Mudbath

Artist: 
Album Title: 
Corrado Zeller
Release Date: 
Friday, January 30, 2015
Distribution: 
Review Type: 

French outfit Mudbath debuted in 2012 with the EP Red Desert Orgy, but the ‘popularity’ of their existence stayed somewhat local. All right, they did perform outside France too, yet they didn’t reach the status they should deserve, not yet. With Corrado Zeller, things will change. I will make sure that at least this review will help to open gates for this quartet.

Corrado Zeller is a recording with three extremely lengthy tracks, in order of appearance lasting for respectively eleven, seven, and eighteen minutes. The material was recorded and mixed by Mathieu ‘Mouffi’ Croux (of Verdun / Sofy Major-fame), and mastered by Collin Jordan at his famous Boiler Room (Bongripper, Wolvhammer, Nachtmystium, Eyehategod, Bible Of The Devil, Apostle Of Solitude etc.). And it will be released worldwide via three labels: Lost Pilgrim Records from France, Desordre Ordonné (Canada) and Russia’s Grains Of Sand. We received this promo-album, by the way, from the Montpellier-based Lost Pilgrim Records.

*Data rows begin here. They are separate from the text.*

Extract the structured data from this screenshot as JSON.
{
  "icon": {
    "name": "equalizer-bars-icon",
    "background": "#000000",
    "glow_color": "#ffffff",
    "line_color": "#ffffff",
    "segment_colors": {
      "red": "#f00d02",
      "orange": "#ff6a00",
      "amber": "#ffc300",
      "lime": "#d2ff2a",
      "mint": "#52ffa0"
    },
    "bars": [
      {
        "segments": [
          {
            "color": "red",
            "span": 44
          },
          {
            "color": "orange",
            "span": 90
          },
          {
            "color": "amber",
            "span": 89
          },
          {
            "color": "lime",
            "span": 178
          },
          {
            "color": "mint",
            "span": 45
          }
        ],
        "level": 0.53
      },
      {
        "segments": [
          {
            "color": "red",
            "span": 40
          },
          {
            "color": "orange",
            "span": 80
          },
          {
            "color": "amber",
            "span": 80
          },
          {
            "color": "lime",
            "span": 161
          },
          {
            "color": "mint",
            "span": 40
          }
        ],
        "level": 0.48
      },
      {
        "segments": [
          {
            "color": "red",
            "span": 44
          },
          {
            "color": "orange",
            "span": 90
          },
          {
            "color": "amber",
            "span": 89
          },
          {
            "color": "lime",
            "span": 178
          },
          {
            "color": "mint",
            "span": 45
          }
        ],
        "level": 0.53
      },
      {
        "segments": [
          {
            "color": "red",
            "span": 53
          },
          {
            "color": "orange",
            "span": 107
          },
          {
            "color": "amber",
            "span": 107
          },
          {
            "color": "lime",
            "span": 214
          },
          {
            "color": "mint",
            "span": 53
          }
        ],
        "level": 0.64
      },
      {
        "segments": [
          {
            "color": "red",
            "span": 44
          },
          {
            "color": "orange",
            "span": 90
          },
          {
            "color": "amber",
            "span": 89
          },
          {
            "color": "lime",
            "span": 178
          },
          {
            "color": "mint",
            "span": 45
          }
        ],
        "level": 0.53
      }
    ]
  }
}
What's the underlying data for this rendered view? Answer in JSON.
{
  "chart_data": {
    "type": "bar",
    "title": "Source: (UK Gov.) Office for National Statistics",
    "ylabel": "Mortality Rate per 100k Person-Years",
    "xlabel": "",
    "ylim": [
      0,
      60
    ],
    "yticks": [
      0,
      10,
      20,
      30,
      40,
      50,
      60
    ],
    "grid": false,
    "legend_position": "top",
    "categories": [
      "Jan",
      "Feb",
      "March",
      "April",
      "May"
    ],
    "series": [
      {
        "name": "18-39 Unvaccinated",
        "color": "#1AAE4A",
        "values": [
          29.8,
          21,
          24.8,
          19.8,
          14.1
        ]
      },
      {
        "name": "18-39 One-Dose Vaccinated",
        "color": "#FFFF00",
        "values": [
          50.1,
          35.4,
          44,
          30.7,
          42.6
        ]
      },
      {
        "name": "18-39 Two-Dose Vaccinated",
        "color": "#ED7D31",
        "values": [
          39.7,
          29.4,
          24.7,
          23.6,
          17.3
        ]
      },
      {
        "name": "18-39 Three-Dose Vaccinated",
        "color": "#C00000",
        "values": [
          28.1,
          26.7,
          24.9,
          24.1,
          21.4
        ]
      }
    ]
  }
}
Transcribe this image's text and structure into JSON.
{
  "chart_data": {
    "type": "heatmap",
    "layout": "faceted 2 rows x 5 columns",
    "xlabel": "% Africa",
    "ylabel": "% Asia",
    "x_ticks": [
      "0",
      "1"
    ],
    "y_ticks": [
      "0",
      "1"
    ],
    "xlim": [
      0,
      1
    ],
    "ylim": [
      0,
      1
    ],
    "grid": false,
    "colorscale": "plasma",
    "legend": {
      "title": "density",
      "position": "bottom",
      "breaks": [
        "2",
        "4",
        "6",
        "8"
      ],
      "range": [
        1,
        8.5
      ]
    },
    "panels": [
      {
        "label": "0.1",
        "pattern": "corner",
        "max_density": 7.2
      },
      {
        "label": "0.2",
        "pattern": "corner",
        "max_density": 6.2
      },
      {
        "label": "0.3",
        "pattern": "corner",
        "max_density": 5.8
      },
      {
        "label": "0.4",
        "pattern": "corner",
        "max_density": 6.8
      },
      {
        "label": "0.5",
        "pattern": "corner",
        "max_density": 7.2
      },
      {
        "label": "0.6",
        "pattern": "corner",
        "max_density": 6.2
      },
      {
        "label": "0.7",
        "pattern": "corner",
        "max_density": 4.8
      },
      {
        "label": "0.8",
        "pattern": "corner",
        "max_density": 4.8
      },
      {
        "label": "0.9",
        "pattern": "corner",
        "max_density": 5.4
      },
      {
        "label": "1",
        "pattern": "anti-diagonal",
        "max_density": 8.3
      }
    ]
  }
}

What these four guys bring is an assault on the brain, on the ear drums, on the whole body and mind thing… Opener Thus I Saw The Destructive Voracity Of An Obsessive Ritual starts somewhat noisy, but after about one minute and a half, Mudbath show their teeth. The composition turns into an ultra-slow (listen to these drums; those who know Necro Schizma will have a clue!) and mega-heavy piece of Sludge / Doom, and then, when the ‘vocals’ join the aural feast, undersigned is totally concentrated. Those ‘voices’ aren’t that unusual anymore within the Sludge / Doom scene, i.e. somewhat sore-blackened screams, minimizing the border once again with the Black metal scene. Though, it is not Black Metal what Mudbath perform, yet it is rather the Post-Hardcore side, using the same type of vocal lines, that injects this stuff. The main riffs are rather repetitive, though multi-layered, which keeps the listener attentive. Yet there is so much to explore, because each half an hour – okay, I am exaggerating, I mean about each couple of minutes – thing do change: other tempo (sometimes even slower than before), other melody, other structure, yet without losing a clear vision on the totality’s result keeping in mind. Sometimes the whole turns somewhat noisier, then again more melodious, but throughout the whole album, heaviness remains the ultimate keyword. Or is it inertia? Or massiveness? Or power? Does not matter, for all these agreeable possibilities are combines unto a mostly strong, convincing result. The opening track, by the way, pretty fluently shades into Shrim Alternative Healing Center, which is faster and more aggressive. It comes with an eerie lead melody and, once again, lots of changes in tempo, structure and melody. This song is the most ‘Post-Hardcore’-oriented one out of the three pieces on Corrado Zeller. Salmonella too, the longest piece, goes in within the very same fabulous trend. For sure it is the most haunting and grim song from this three-track album, less ‘experimental’ than the second composition, and at least as ‘fast’ as the opener. The bleakness comes closer to the blackish current than before, with an emphasis on the Funereal / Depressive sub-genre, yet without being labelled as DSBM at all.